Extension of entitlement to Statutory Sick Pay
Employees are generally only entitled to SSP after serving three unpaid “waiting days”. The government decided that, if the reason for the absence was covid-related, the employee would not have to serve the waiting days and the employee would be entitled to SSP from day one. The government also expanded the circumstances in which employees are entitled to SSP to include if they were having to isolate because they had close contact with someone who had tested positive. We advised on many complicating factors regarding the expanded entitlement to SSP including whether or not an employee entitled to SSP because they had close contact with someone who tests positive for the virus also meant that contractual sick pay was payable in these circumstances or whether employers could still limit contractual sick pay to circumstances when the employee themselves was unfit for work.
Due to the huge numbers of people required to self-isolate and therefore entitled to SSP, it was a relief to employers that they could reclaim up to two weeks of SSP for anyone entitled to SSP due to a reason related to coronavirus. However, this concession only applies to the employer once. If the same employee has to isolate again, the employer cannot re-claim the SSP the second time.
Carrying over holiday
The government announced that if leave could not be taken in this holiday year, because of coronavirus, up to 4 weeks could be carried over and taken in the next two years. Our advice was that, wherever possible, leave should still be taken this year as carrying it over can lead to operational issues and increased costs if employees leave their employment without taking accrued leave as they would have to be paid in lieu for the accrued but untaken annual leave.

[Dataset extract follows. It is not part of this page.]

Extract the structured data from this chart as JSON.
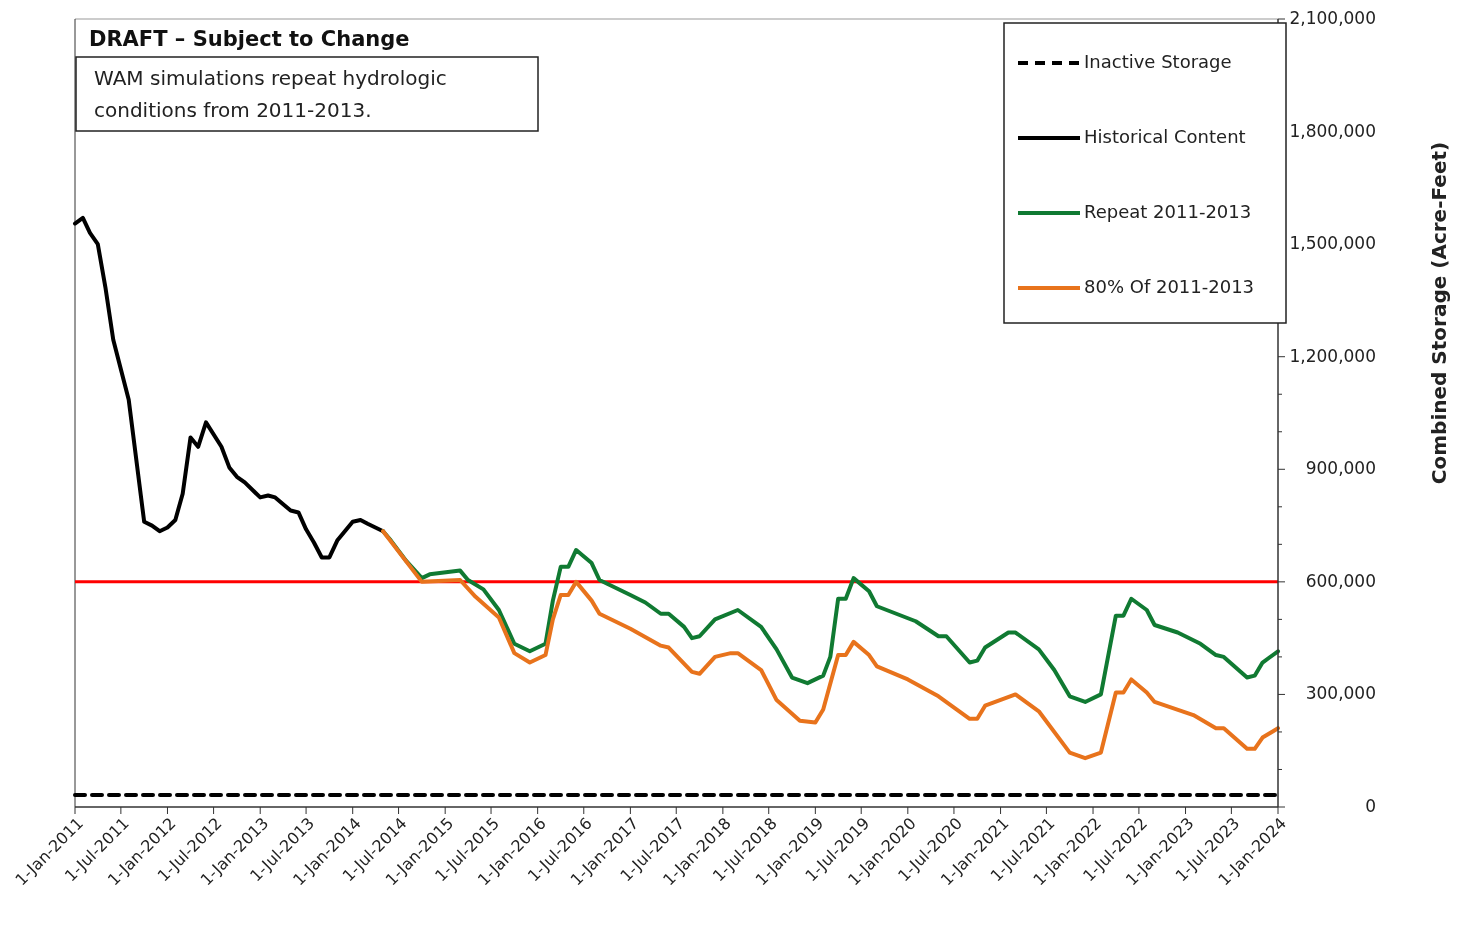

We eventually established after several weeks of the furlough scheme being in place that the government said that annual leave could be taken when employees are on furlough so, unless an employer’s business was too busy because of coronavirus to permit holiday to be taken this year, there was no reason for holiday not to be taken this year.
Working from home
Many of us have experienced the pros and cons of working from home this year. Not having to commute and being able to move from one meeting to another without having to move away from your desk was certainly more efficient but there is sometimes no substitute for face to face contact.

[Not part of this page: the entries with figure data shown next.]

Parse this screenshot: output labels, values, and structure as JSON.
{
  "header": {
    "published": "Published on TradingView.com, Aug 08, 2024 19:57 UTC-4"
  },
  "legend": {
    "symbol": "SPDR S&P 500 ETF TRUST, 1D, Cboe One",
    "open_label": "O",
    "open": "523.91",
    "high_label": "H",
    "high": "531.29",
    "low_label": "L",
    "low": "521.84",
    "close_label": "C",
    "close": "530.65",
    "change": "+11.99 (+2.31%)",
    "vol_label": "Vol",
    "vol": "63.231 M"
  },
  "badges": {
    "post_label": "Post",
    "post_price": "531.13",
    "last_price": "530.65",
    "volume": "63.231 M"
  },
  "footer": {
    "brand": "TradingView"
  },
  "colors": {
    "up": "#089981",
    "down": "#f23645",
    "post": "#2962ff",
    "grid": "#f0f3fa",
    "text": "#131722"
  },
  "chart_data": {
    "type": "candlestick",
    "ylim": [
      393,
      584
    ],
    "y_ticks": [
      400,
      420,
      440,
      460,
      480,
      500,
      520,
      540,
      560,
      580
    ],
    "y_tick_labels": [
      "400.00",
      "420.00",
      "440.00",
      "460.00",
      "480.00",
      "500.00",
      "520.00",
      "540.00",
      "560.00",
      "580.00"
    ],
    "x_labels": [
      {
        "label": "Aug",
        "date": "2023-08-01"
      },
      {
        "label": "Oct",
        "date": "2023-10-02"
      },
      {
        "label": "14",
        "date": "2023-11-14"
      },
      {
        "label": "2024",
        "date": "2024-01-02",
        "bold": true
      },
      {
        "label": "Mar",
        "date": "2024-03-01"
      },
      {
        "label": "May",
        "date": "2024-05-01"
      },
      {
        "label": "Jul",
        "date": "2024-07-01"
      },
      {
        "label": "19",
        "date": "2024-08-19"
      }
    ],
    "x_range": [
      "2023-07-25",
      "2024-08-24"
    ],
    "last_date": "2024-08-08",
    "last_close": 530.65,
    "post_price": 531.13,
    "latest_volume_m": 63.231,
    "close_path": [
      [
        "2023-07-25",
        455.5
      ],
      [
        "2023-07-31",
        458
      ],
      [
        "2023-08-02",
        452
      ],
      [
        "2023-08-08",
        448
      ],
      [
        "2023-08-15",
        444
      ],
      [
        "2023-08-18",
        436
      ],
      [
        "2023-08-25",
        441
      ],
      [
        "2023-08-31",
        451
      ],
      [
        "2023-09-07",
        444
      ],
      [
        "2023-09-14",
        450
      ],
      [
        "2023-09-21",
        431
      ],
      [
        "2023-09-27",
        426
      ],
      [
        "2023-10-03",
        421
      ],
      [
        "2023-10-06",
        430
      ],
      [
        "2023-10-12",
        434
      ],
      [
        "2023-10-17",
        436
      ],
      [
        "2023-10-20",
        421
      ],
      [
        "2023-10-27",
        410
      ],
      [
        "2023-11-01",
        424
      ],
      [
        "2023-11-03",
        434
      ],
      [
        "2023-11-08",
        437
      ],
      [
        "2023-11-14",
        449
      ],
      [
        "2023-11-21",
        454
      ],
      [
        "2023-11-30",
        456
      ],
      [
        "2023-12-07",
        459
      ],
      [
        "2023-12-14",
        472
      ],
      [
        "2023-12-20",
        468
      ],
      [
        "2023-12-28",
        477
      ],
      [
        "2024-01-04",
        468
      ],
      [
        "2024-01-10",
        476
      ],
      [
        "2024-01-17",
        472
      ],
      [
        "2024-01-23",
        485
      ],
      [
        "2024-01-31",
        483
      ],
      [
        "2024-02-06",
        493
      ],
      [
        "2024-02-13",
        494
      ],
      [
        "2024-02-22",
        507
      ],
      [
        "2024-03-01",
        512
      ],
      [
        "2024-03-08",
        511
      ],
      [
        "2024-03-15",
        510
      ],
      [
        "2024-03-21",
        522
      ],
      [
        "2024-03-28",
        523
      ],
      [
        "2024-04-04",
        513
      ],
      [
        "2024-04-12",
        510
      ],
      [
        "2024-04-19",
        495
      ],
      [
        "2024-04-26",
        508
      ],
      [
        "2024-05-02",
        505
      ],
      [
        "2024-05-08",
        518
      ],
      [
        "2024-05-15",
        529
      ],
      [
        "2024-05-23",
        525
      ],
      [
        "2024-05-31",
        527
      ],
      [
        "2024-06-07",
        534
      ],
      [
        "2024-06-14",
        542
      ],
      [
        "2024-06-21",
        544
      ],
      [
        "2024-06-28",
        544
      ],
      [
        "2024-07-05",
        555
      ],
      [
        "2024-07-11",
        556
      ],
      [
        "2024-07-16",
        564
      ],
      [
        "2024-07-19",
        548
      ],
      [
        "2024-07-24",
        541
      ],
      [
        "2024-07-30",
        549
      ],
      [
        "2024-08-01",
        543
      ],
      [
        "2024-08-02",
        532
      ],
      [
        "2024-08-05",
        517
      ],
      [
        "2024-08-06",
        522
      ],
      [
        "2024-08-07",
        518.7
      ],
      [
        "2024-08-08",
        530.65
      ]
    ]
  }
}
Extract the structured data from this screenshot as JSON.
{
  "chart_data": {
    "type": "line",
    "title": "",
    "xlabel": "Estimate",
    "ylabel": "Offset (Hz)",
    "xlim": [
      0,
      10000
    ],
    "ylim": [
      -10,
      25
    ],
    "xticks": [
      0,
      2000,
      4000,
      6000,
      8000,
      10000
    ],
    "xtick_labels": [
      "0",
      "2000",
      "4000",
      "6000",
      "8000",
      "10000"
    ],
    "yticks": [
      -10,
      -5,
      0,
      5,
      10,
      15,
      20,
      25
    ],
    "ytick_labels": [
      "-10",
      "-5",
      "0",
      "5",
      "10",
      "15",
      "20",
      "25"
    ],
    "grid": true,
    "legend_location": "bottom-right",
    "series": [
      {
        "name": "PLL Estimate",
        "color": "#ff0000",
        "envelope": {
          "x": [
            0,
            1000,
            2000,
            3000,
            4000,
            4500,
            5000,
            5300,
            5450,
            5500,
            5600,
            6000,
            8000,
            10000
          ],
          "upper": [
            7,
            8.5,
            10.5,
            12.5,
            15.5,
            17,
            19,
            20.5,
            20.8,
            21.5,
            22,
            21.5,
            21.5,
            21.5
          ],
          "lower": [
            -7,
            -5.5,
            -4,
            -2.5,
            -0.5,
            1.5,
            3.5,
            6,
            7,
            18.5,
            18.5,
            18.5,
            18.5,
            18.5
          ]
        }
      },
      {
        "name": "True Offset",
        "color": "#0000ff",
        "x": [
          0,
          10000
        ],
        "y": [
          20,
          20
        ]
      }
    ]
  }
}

We advised clients on some issues relating to working from home including how to monitor what work was being undertaken, keeping in regular contact with employees working at home and making sure employees understood the data protection issues of working from home.
Finally on the covid-related front, we advised on many circumstances where employees breached the coronavirus rules and the employers had to take disciplinary action. The two most common circumstances involved employees attending illegal house parties and failing to quarantine upon return from a country on the quarantine list.

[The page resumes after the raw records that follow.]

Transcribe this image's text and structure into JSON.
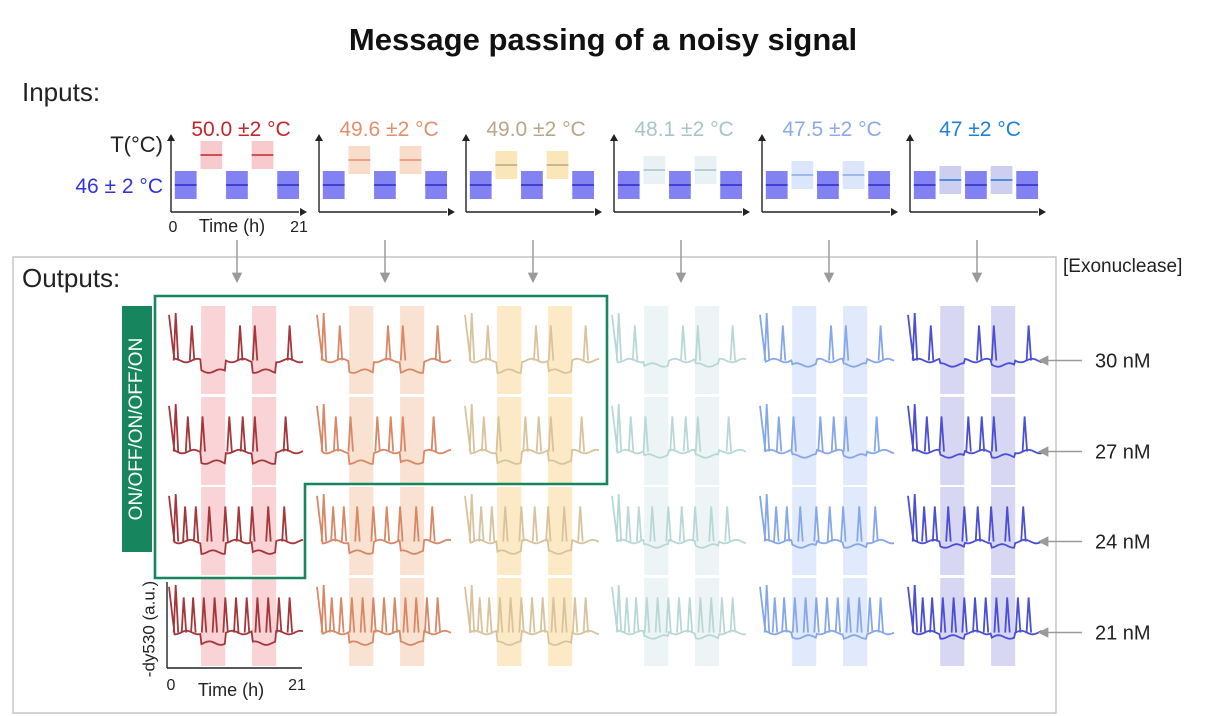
{
  "title": "Message passing of a noisy signal",
  "inputs_label": "Inputs:",
  "outputs_label": "Outputs:",
  "temperature_axis_label": "T(°C)",
  "base_temperature": "46 ± 2 °C",
  "input_time_label": "Time (h)",
  "input_time_start": "0",
  "input_time_end": "21",
  "exonuclease_label": "[Exonuclease]",
  "region_label": "ON/OFF/ON/OFF/ON",
  "output_ylabel": "-dy530 (a.u.)",
  "output_time_label": "Time (h)",
  "output_time_start": "0",
  "output_time_end": "21",
  "columns": [
    {
      "temp_label": "50.0 ±2 °C",
      "color": "#c1272d",
      "trace_color": "#a5373a",
      "band_color": "#f8c4c8",
      "band_opacity": 0.75
    },
    {
      "temp_label": "49.6 ±2 °C",
      "color": "#e2906b",
      "trace_color": "#d98866",
      "band_color": "#f8d8c3",
      "band_opacity": 0.75
    },
    {
      "temp_label": "49.0 ±2 °C",
      "color": "#b8a68a",
      "trace_color": "#d8c39c",
      "band_color": "#fbe3b3",
      "band_opacity": 0.75
    },
    {
      "temp_label": "48.1 ±2 °C",
      "color": "#a8c4c8",
      "trace_color": "#b8d8d6",
      "band_color": "#e6f0f2",
      "band_opacity": 0.75
    },
    {
      "temp_label": "47.5 ±2 °C",
      "color": "#8aaae8",
      "trace_color": "#86a8ea",
      "band_color": "#d7e3fb",
      "band_opacity": 0.75
    },
    {
      "temp_label": "47 ±2 °C",
      "color": "#1f7fdc",
      "trace_color": "#4a4fd4",
      "band_color": "#c9c9f0",
      "band_opacity": 0.75
    }
  ],
  "rows": [
    {
      "label": "30 nM"
    },
    {
      "label": "27 nM"
    },
    {
      "label": "24 nM"
    },
    {
      "label": "21 nM"
    }
  ],
  "colors": {
    "title": "#111111",
    "text": "#222222",
    "base_temp": "#3333dd",
    "base_band": "#6c6cf0",
    "green": "#17865f",
    "gray": "#9a9a9a",
    "box": "#bdbdbd"
  }
}
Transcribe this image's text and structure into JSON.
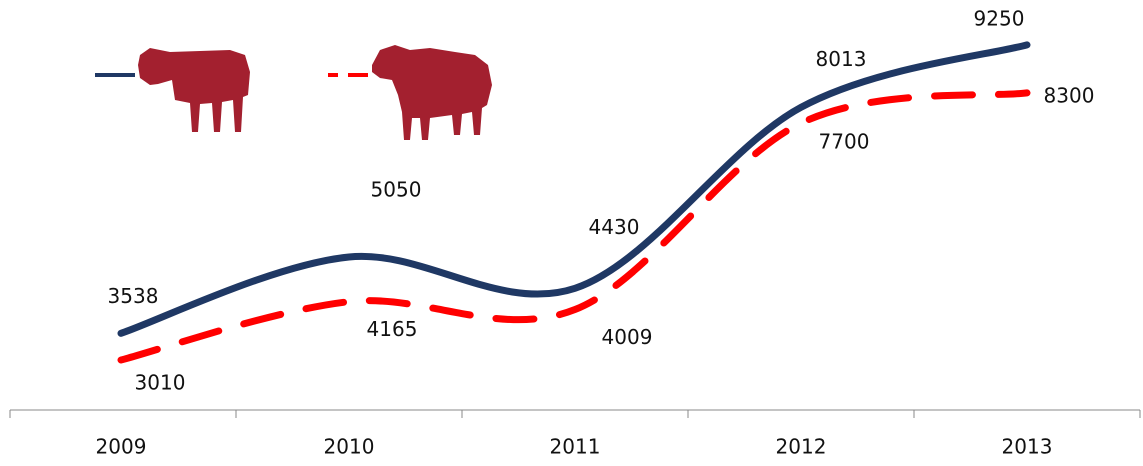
{
  "chart_data": {
    "type": "line",
    "categories": [
      "2009",
      "2010",
      "2011",
      "2012",
      "2013"
    ],
    "series": [
      {
        "color": "#1f3864",
        "values": [
          3538,
          5050,
          4430,
          8013,
          9250
        ]
      },
      {
        "color": "#ff0000",
        "values": [
          3010,
          4165,
          4009,
          7700,
          8300
        ],
        "dashed": true
      }
    ],
    "ylim": [
      2000,
      10000
    ]
  }
}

Many employees may feel that what they do outside of work is not their employer’s business but if their actions outside of work break the law and therefore put themselves and their colleagues, customers or service users at increased risk, then employers can and should take disciplinary action.
2020 has been quite a year. We’re not going to make too many predictions about what 2021 will involve. We will however write to you in January with a few ideas of what to look out for. In the meantime, have a great Christmas and a Happy New Year.